It is easy to assume that groups of people – tribes, clans and so on – were isolated in the Iron Age. In fact, the opposite was true – trade routes were well established connecting Ireland, Britain and continental Europe. Rome was the only game in town, spreading across North Africa, Mauretania, Cyrenaica, Arabia, Mesopotamia, Parthia, Scythia, Sarmatia, Germania, Gaul and Hispania. There was no Internet, not even a Telex or a news agency but there was the empire and its administrators, its quantity surveyors and its salesmen, purveying its values and influencing its colonies and satellites.

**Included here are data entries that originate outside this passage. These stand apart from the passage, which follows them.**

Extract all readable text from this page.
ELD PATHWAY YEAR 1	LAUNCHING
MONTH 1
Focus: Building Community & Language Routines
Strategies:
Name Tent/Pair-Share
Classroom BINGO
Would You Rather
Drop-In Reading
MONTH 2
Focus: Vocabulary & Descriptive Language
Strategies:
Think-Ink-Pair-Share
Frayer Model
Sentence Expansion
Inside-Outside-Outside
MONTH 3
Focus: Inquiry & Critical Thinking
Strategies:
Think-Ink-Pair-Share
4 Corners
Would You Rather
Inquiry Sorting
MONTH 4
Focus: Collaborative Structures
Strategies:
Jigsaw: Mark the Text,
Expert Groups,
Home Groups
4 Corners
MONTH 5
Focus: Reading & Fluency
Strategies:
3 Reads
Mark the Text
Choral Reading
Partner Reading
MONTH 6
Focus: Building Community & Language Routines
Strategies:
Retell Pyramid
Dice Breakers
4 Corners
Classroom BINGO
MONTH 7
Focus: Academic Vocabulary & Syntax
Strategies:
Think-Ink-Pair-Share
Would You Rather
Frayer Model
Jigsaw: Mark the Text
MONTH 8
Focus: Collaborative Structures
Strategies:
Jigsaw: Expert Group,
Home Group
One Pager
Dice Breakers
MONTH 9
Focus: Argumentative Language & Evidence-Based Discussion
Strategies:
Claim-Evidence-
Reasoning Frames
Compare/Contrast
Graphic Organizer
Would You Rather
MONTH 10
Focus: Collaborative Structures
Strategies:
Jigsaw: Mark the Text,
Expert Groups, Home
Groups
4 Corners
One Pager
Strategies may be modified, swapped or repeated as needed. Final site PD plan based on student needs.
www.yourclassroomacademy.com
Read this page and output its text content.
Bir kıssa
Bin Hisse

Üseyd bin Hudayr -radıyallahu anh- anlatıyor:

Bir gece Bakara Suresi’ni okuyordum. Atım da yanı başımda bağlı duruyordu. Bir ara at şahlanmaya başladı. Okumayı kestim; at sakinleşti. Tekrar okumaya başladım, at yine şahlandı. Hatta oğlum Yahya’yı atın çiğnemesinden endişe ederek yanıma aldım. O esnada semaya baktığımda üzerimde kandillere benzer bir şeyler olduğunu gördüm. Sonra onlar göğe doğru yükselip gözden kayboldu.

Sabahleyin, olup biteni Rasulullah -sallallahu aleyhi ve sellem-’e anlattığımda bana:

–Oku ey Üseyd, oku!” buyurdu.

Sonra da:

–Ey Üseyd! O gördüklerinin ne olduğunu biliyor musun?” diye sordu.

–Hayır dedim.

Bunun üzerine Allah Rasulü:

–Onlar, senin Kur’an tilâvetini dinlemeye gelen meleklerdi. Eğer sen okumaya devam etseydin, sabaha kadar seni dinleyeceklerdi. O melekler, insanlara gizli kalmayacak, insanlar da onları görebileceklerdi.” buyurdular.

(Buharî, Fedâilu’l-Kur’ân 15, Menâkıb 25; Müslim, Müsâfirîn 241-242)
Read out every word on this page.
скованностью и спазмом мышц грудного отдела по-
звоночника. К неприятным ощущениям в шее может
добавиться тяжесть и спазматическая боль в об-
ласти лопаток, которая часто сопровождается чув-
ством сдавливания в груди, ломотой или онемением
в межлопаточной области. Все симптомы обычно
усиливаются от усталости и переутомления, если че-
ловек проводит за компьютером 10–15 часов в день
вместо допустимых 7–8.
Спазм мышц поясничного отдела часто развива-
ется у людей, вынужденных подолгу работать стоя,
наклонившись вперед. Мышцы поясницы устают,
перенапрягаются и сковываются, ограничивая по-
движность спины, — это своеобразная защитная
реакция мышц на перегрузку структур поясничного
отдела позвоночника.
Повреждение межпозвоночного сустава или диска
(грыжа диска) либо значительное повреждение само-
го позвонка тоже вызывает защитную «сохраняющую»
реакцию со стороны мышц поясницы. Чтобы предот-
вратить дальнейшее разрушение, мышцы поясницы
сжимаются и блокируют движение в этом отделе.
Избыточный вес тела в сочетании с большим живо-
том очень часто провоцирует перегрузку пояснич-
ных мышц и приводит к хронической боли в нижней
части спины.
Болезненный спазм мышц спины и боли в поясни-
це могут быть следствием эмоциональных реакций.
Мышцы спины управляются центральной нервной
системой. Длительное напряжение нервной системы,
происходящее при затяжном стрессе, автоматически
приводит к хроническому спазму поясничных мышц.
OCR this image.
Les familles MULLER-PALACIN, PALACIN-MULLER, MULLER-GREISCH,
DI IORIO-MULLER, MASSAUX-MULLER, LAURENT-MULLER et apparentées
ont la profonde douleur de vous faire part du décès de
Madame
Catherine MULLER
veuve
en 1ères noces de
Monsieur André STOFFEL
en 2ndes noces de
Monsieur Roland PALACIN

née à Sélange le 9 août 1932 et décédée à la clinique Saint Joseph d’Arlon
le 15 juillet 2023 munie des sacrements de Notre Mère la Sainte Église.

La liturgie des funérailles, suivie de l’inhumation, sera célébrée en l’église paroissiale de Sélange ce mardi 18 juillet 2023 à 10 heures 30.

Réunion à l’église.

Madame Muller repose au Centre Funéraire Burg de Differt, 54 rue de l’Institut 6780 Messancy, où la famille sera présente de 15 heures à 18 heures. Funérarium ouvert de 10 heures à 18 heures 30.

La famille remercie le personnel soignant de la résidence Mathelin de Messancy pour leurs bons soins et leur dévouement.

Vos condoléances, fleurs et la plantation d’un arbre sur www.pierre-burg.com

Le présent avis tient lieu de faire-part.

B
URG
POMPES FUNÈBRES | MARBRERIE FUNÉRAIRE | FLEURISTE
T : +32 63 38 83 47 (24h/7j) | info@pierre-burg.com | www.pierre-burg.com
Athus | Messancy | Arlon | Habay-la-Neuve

There was a common understanding – and appreciation – of the value of things. “Why do you, with all these grand possessions, still covet our poor huts?” was an apparent lament of the oul’ Brits when Caesar arrived in 55 BCE or something like that. I take that to mean that the Brits had some understanding of what the empire stood for and had prominent citizens and traders visiting huge cites which dwarfed their own, possibly, more humble dwellings. Big fish in small ponds suddenly made aware – but so far ignored – that there were bigger fish in larger ponds.
Anyway, inevitably, people traveled, spreading news, ideas and culture and bringing with them desirable trade items – spices, scents, slaves, ivory from North Africa used for armor (see the account of Ferdia’s armor in The Táin) while the far flung western isle had, at least, both wolf hounds and gold.
Extensive trade was long established with Gaulish Europe along settled sea routes while movement between the east coast of Ireland and what is now Scotland, Wales and England was common. Contact was probably less frequent with Greece, Scythia, Parthia, but shared knowledge – pottery, smelting – could never be unlearned while commodities like copper, tin, enamel, tortoiseshell, Tyrian purple dye from Murex glands, Falernian wine and slaves were common – but expensive – items.